O projeto agora evita que a estudante Brendha Ervelin de Oliveira, de 14 anos, e a irmã Bianca, de 11 anos, percam aulas. “Estava muito difícil, porque não tinha como eu vim para a escola. O preço aumentou muito. Eu tinha vergonha de vir para a escola. Às vezes, minha mãe pedia emprestado para eu poder estudar. Não era só eu que estava precisando. Agora, tem na diretoria e nos banheiros. Não tem como faltar na escola.”
A entrega foi um alívio para a mãe das garotas, a auxiliar de produção Ednalda Maria da Silva, de 33 anos, que está desempregada. O marido é pedreiro e está com dificuldades para encontrar serviço. “Vejo alegria no olhar. Elas não ficam mais constrangidas. Quando a menstruação vem, o absorvente já está em casa disponível.” Ela acredita que a iniciativa vai ajudar as filhas a continuar os estudos. “Estudei até a oitava série e meu marido até o quarto ano. As meninas estão caminhando.” Brendha ainda está escolhendo qual carreira vai seguir no futuro. “Estou no nono ano e quero ser advogada ou cirurgiã.”
Informações
Além de São Paulo, Acre, Amazonas, Bahia, Ceará, Distrito Federal, Goiás, Maranhão, Minas Gerais, Pará, Paraíba, Pernambuco, Rio de Janeiro e Santa Catarina já têm projetos em andamento sobre o tema. Tocantins e Sergipe ainda discutem a política. Alagoas, Mato Grosso do Sul e Rondônia não contam com a iniciativa. Os demais Estados não responderam a solicitação da reportagem sobre o assunto.

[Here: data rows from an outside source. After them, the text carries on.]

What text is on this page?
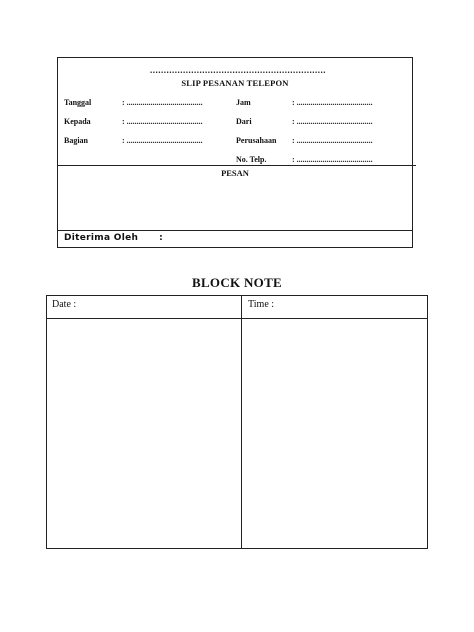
................................................................
SLIP PESANAN TELEPON
Tanggal	: ......................................
Kepada	: ......................................
Bagian	: ......................................
Jam	: ......................................
Dari	: ......................................
Perusahaan : ......................................
No. Telp.	: ......................................
PESAN
Diterima Oleh :
BLOCK NOTE
Date :	Time :
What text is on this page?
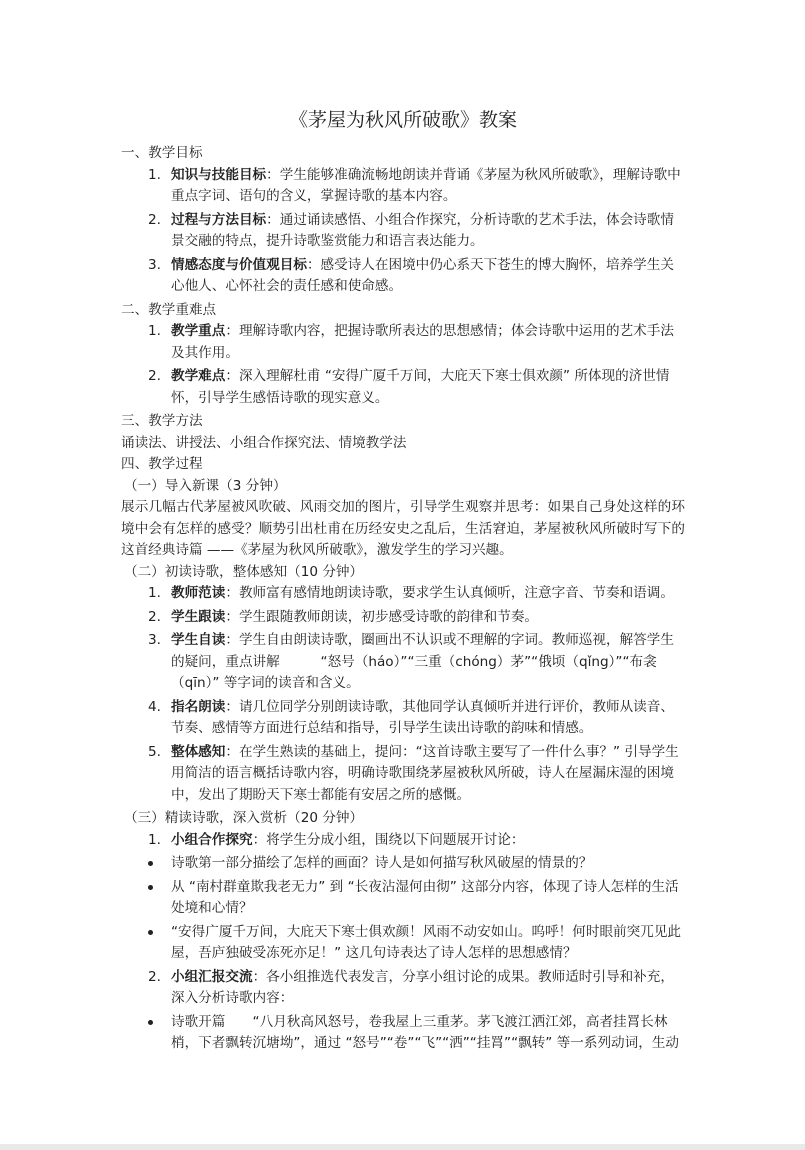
《茅屋为秋风所破歌》教案
一、教学目标
1. 知识与技能目标：学生能够准确流畅地朗读并背诵《茅屋为秋风所破歌》，理解诗歌中重点字词、语句的含义，掌握诗歌的基本内容。
2. 过程与方法目标：通过诵读感悟、小组合作探究，分析诗歌的艺术手法，体会诗歌情景交融的特点，提升诗歌鉴赏能力和语言表达能力。
3. 情感态度与价值观目标：感受诗人在困境中仍心系天下苍生的博大胸怀，培养学生关心他人、心怀社会的责任感和使命感。
二、教学重难点
1. 教学重点：理解诗歌内容，把握诗歌所表达的思想感情；体会诗歌中运用的艺术手法及其作用。
2. 教学难点：深入理解杜甫 “安得广厦千万间，大庇天下寒士俱欢颜” 所体现的济世情怀，引导学生感悟诗歌的现实意义。
三、教学方法
诵读法、讲授法、小组合作探究法、情境教学法
四、教学过程
（一）导入新课（3 分钟）
展示几幅古代茅屋被风吹破、风雨交加的图片，引导学生观察并思考：如果自己身处这样的环境中会有怎样的感受？顺势引出杜甫在历经安史之乱后，生活窘迫，茅屋被秋风所破时写下的这首经典诗篇 ——《茅屋为秋风所破歌》，激发学生的学习兴趣。
（二）初读诗歌，整体感知（10 分钟）
1. 教师范读：教师富有感情地朗读诗歌，要求学生认真倾听，注意字音、节奏和语调。
2. 学生跟读：学生跟随教师朗读，初步感受诗歌的韵律和节奏。
3. 学生自读：学生自由朗读诗歌，圈画出不认识或不理解的字词。教师巡视，解答学生的疑问，重点讲解　　　“怒号（háo）”“三重（chóng）茅”“俄顷（qǐng）”“布衾（qīn）” 等字词的读音和含义。
4. 指名朗读：请几位同学分别朗读诗歌，其他同学认真倾听并进行评价，教师从读音、节奏、感情等方面进行总结和指导，引导学生读出诗歌的韵味和情感。
5. 整体感知：在学生熟读的基础上，提问：“这首诗歌主要写了一件什么事？” 引导学生用简洁的语言概括诗歌内容，明确诗歌围绕茅屋被秋风所破，诗人在屋漏床湿的困境中，发出了期盼天下寒士都能有安居之所的感慨。
（三）精读诗歌，深入赏析（20 分钟）
1. 小组合作探究：将学生分成小组，围绕以下问题展开讨论：
诗歌第一部分描绘了怎样的画面？诗人是如何描写秋风破屋的情景的？
从 “南村群童欺我老无力” 到 “长夜沾湿何由彻” 这部分内容，体现了诗人怎样的生活处境和心情？
“安得广厦千万间，大庇天下寒士俱欢颜！风雨不动安如山。呜呼！何时眼前突兀见此屋，吾庐独破受冻死亦足！” 这几句诗表达了诗人怎样的思想感情？
2. 小组汇报交流：各小组推选代表发言，分享小组讨论的成果。教师适时引导和补充，深入分析诗歌内容：
诗歌开篇　　“八月秋高风怒号，卷我屋上三重茅。茅飞渡江洒江郊，高者挂罥长林梢，下者飘转沉塘坳”，通过 “怒号”“卷”“飞”“洒”“挂罥”“飘转” 等一系列动词，生动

No Distrito Federal, a campanha “Dignidade Feminina – Da transformação de meninas a mulheres: mais cidadania e menos tabu” será lançada no próximo dia 18 com rodas de conversa nas escolas, capacitação de profissionais de saúde e educação, distribuição de cartilhas e estímulo a doações. A meta é transformar a iniciativa em lei.
“A arrecadação dos kits de higiene será feita em ação integrada entre poder público, iniciativa privada, sociedade civil, empresas atacadistas de supermercado e redes de farmácias do Distrito Federal. Com essa iniciativa, esperamos contribuir para a implementação de uma lei distrital sancionada este ano e que trata do acesso de mulheres em vulnerabilidade a absorventes”, diz Marcela Passamani, secretária de Justiça e Cidadania do DF, da gestão Ibaneis Rocha (MDB).
No Acre, um projeto de lei para a oferta na rede pública de ensino foi aprovado pela Assembleia e aguarda definição do governador Gladson Cameli (PP). “Após sanção, a secretaria procederá com a aquisição do produto e posterior distribuição”, disse a Secretaria de Comunicação.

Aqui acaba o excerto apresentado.